La loi de finances exclut des aides au logement pour les étudiants extra-communautaires non boursiers. Une telle mesure ayant des conséquences très importantes pour les résidents en logement accompagné, l’Unafo s’est associée à la contribution extérieure collective transmise au conseil constitutionnel par plusieurs organisations, en particulier la Fondation pour le logement des personnes défavorisées et la Ligue des Droits de l’Homme.
Le gouvernement a maintenu dans la loi de finances adoptée par le biais de l’article 49.3 de la Constitution, en intégrant toutefois l’obligation d’un décret d’application et l’ouverture d’une concertation.

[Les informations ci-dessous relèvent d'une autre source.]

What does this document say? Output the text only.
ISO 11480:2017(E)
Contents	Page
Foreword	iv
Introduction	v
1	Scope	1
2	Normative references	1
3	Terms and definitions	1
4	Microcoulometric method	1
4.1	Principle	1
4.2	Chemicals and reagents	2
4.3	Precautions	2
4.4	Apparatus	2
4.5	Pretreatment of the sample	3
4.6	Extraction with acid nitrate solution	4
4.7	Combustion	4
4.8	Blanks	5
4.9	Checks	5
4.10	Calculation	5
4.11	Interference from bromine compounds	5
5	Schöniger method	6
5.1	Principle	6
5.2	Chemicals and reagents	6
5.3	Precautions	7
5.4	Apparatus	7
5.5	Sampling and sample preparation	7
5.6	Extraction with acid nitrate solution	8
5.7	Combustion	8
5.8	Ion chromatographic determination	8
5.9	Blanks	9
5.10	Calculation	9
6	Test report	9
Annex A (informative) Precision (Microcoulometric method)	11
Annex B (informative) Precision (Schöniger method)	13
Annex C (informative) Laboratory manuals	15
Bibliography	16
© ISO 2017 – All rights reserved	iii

Pour les résidents en logement accompagné, cette mesure aura des conséquences très importantes.
Un fort impact dans le logement accompagné
Chaque année, dans le réseau Unafo, un quart des entrants en résidences pour jeunes (FJT, résidences sociales jeunes actifs) sont des étudiants extra-communautaires. Ils sont 11% en moyenne sur l’ensemble du logement accompagné.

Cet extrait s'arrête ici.